Dizi sektörü Türkiye'ye karşı savaş mı yürütüyor

Evleneceği gün düğününe başka bir adamın yatağından kalkıp giden kadınlar...

Ailesinin içinde karısının ve kocasının kardeşiyle ilişki yaşayan insanlar...

Kocasının iş arkadaşlarıyla flört eden kadınlar, arkadaşının karısına göz diken erkekler... Ergen gibi davranan, "özgür" kadın olan anneler; sürekli ağlayan zavallı erkekler, babalar... Ya da sürekli şiddet uygulayan ve neticede kızları veya eşleri tarafından öldürülerek "temizlenen" babalar, erkekler...

İdealize edilen sokak çeteleri ve gözlere sokulan şiddet. Bu bahsettiğim hikayeler porno filmlerden alınma değil. Hatta muhtemelen birçoğu porno sektöründe bile "uç" sayılacak bu hikayeler yıllardır televizyonlarda veya dijital platformlardaki herkesin erişeceği "yerli" dizilerde geçiyor.

Son zamanlarda gözüme takılan bu "Türk" yapımı olan ama Türklükle alakası olmayan dizilerde gösterilenler bunlar. Hem Türk gençliğine reklamlarla, başka yöntemlerle gündem yapılarak bunlar izlettiriliyor, hem de dünyaya Türkiye böyle tanıtılıyor.

Türk milletine ve özellikle de yeni yeni toplumsal gelişmesini tamamlama sürecine girmiş gençlere boca edilip hem bu iğrençlikler sıradanlaştırılıyor... Hem aile kurumu şiddetin, tahakkümün ve mutsuzluğun merkezi olarak zihinlerde kodlanıyor. Hem teşhircilik ve kadının cinsel nesne olarak görülmesi normalleştiriliyor. Hem de sokak şiddeti övülüyor.

"Ana akım medyaya sokulan ABD'li uzmanlar tarafından Türk toplumunun değerleri değiştirildi! Bütün dizilerde, tabanca, tüfek, mafya, yatak, aldatma ve millet birbirini öldürüyor.! Ben şu andaki içeriklerle hiçbir projenin içinde olmam." Bu sözler Türk tiyatrosunun ve dizilerinin önemli oyuncusu Şevket Altuğ'un geçmişteki bir röportajından...

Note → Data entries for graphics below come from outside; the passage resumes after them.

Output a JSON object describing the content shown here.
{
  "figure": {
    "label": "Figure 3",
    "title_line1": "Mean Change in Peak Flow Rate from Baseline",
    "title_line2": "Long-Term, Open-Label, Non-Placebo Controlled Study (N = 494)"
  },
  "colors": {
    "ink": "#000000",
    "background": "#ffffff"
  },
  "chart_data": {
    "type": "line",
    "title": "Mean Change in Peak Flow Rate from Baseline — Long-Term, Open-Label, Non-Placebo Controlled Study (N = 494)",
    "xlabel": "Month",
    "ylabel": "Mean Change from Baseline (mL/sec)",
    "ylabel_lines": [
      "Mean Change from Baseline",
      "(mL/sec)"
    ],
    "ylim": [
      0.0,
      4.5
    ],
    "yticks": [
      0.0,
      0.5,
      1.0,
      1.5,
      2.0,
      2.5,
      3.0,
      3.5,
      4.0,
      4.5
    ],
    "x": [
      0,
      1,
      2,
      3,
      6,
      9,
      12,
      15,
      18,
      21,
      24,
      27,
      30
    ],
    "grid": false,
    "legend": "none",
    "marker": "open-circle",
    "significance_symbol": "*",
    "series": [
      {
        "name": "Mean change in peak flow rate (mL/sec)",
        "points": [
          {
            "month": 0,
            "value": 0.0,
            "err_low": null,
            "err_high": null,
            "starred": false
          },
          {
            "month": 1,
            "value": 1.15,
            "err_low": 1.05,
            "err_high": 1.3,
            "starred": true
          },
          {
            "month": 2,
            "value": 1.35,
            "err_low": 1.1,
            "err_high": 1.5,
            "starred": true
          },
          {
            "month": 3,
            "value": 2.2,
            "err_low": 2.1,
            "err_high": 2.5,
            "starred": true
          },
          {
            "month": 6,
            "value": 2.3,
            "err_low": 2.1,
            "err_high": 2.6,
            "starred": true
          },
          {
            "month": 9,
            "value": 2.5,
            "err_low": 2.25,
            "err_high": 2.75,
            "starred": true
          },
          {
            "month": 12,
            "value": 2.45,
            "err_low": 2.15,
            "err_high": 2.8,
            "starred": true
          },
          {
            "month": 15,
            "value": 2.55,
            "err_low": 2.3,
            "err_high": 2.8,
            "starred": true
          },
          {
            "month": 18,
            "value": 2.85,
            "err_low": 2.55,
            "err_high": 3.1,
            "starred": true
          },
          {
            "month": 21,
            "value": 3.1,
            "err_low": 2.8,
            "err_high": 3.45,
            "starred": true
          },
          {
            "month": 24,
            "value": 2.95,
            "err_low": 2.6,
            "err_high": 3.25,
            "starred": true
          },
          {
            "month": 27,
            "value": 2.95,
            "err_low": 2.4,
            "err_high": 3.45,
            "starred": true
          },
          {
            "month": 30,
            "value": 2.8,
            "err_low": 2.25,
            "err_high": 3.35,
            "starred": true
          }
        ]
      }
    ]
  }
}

Bu köşenin okuyucuları da akademik çalışmalarımı takip edenler de benim kültür meselesine ve bilhassa da dizi ile sinema dünyasındaki Batı'nın kültürel hegemonyasına dair analizlerimi bilirler.

Türkiye'de dizilerin etkisinin ne kadar büyük olduğunu anlatmaya gerek yok. İnsanlar dizilerdeki karakterler gibi konuşmaya, yürümeye, davranmaya, giyinmeye, ilişki kurmaya çalışabiliyor; son dönemde çocuklara verilen saçma sapan isimler bile çoğunlukla dizilerden seçiliyor. Yani dizi deyip geçmemek gerekiyor.

Ailelerin hemen hepsinde "baba" figürlerinin tümü kötü. Birçoğu baskıcı, şiddet uygulayan, yobaz, cahil... Diğerleri de zavallı, nefret edilesi, sorumsuz karakterler. Baba imgesine olan bu düşmanlığa tuhaf "anne" figürleri eşlik ediyor. Bir anneden çok bir ergen gibi davranan, aileye sorumsuzluğuyla hikaye boyu idealize edilen sözde "özgür" ve "güçlü" kadın tiplemeleri. Güç ve özgürlükten ise toplumsal hayattaki, eğitim ve çalışma hayatındaki güç ve özgürlükleri kastedilmiyor.